• Thu. Apr 25th, 2024

South Africa’s retired archbishop, and anti-apartheid icon, Desmond Tutu has died aged 90.

Tutu, Nobel Peace Prize laureate and veteran of South Africa’s struggle against white minority rule, died on Sunday, at the Oasis Frail Care Centre in Cape Town.

“Ultimately, at the age of 90, he died peacefully at the Oasis Frail Care Centre in Cape Town this morning,” Dr Ramphela Mamphele, acting chairperson of the Archbishop Desmond Tutu IP Trust and Co-ordinator of the Office of the Archbishop, said in a statement on behalf of the Tutu family.

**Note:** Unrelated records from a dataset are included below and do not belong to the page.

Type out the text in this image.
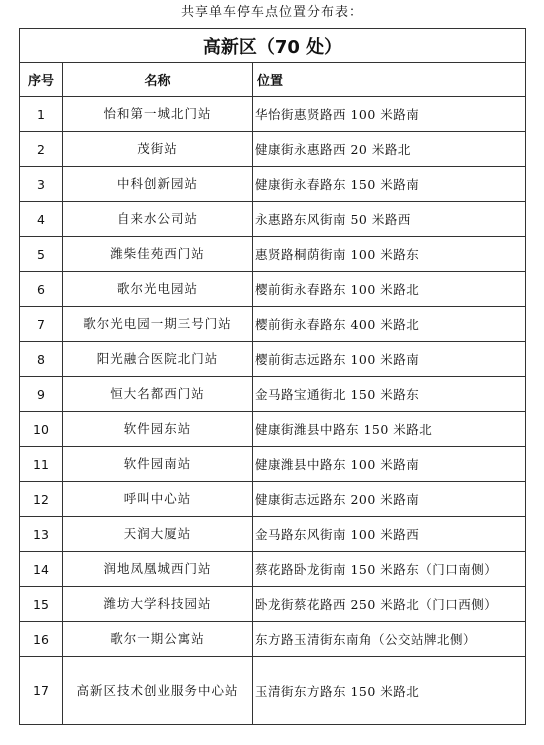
共享单车停车点位置分布表：
高新区（70 处）		
序号	名称	位置
1	怡和第一城北门站	华怡街惠贤路西 100 米路南
2	茂街站	健康街永惠路西 20 米路北
3	中科创新园站	健康街永春路东 150 米路南
4	自来水公司站	永惠路东风街南 50 米路西
5	潍柴佳苑西门站	惠贤路桐荫街南 100 米路东
6	歌尔光电园站	樱前街永春路东 100 米路北
7	歌尔光电园一期三号门站	樱前街永春路东 400 米路北
8	阳光融合医院北门站	樱前街志远路东 100 米路南
9	恒大名都西门站	金马路宝通街北 150 米路东
10	软件园东站	健康街潍县中路东 150 米路北
11	软件园南站	健康潍县中路东 100 米路南
12	呼叫中心站	健康街志远路东 200 米路南
13	天润大厦站	金马路东风街南 100 米路西
14	润地凤凰城西门站	蔡花路卧龙街南 150 米路东（门口南侧）
15	潍坊大学科技园站	卧龙街蔡花路西 250 米路北（门口西侧）
16	歌尔一期公寓站	东方路玉清街东南角（公交站牌北侧）
17	高新区技术创业服务中心站	玉清街东方路东 150 米路北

The passing of Archbishop Emeritus Desmond Tutu is another chapter of bereavement in our nation’s farewell to a generation of outstanding South Africans who have bequeathed us a liberated South Africa, President Cyril Ramaphosa said on Sunday.

According to Cyril Ramaphosa, he “distinguished himself as a non-sectarian, inclusive champion of universal human rights.”

Tutu was diagnosed with prostate cancer in the late 1990s and, in recent years, was hospitalised on several occasions to treat infections associated with his treatment.

Tutu was a longtime friend of Nelson Mandela and lived for a time on the same street in the South African township of Soweto, Vilakazi Street, the only one in the world to host two Nobel Peace Prize winners.